Just about anyone who’s ever grown squash, tomatoes, cucumbers, zucchini, banana peppers, okra, and other heavy producers knows that there comes a point where a family of four just can’t stand any more healthy eating. Squash may be great a couple of times a week, but eat it three times a day and your eyes turn yellow. So you do what anyone whose parents grew up in the Great Depression and lectured you incessantly about “how we couldn’t afford to waste food” would do. You fill a paper sack with squash, bring it to work, and try to palm it off on your co-workers
Only guess what. That doesn’t work, because each of them is growing squash in their back yard and would rather accept a bag of radioactive waste than a bag of squash. So this extra food gets chucked into the trash or put out in the compost.
Save the Food! Don’t Throw It Away!
This is where AmpleHarvest.org comes in. This grass-roots effort — supported by such organizations as the U.S. Department of Agriculture, the VFW, Catholic Charities, and the Garden Writers of America (to which the Grump proudly belongs) — seeks to connect backyard gardeners burdened by extra produce with local food pantries where it can be collected and distributed to needy families.

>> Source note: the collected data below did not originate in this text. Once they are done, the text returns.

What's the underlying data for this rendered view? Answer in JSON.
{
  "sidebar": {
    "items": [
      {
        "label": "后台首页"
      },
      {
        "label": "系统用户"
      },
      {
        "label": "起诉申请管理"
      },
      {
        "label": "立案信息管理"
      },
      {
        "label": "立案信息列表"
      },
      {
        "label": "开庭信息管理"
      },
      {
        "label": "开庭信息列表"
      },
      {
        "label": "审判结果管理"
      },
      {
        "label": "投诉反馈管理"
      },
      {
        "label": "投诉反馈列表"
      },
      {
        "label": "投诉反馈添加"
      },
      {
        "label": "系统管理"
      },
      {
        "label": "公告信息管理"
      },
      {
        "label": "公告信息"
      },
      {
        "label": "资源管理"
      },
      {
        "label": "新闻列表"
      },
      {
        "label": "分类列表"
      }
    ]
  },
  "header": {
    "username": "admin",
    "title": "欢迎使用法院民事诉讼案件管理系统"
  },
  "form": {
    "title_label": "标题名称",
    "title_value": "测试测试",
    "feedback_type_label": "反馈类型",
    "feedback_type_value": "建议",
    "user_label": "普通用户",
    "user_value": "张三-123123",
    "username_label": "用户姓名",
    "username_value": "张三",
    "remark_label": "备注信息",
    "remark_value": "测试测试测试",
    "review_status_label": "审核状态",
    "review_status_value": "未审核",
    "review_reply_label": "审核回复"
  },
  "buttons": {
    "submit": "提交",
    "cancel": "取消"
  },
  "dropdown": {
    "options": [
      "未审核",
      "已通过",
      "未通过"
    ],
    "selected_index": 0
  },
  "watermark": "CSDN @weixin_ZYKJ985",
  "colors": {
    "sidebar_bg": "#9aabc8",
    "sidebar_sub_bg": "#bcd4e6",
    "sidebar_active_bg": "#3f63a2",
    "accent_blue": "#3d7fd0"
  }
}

If you go to their website (and I know you will), you can enter your address and zip code to find the food pantry nearest you. You’ll even get driving instructions. Food pantries can also register with the site so that people can easily find them.
So if like most Grumpians, you’re deeply concerned about world hunger and are such superior gardeners that you grow much more produce than your family can eat, don’t throw away the excess, not even the Brussels sprouts. Contact AmpleHarvest.org put that squash to good use.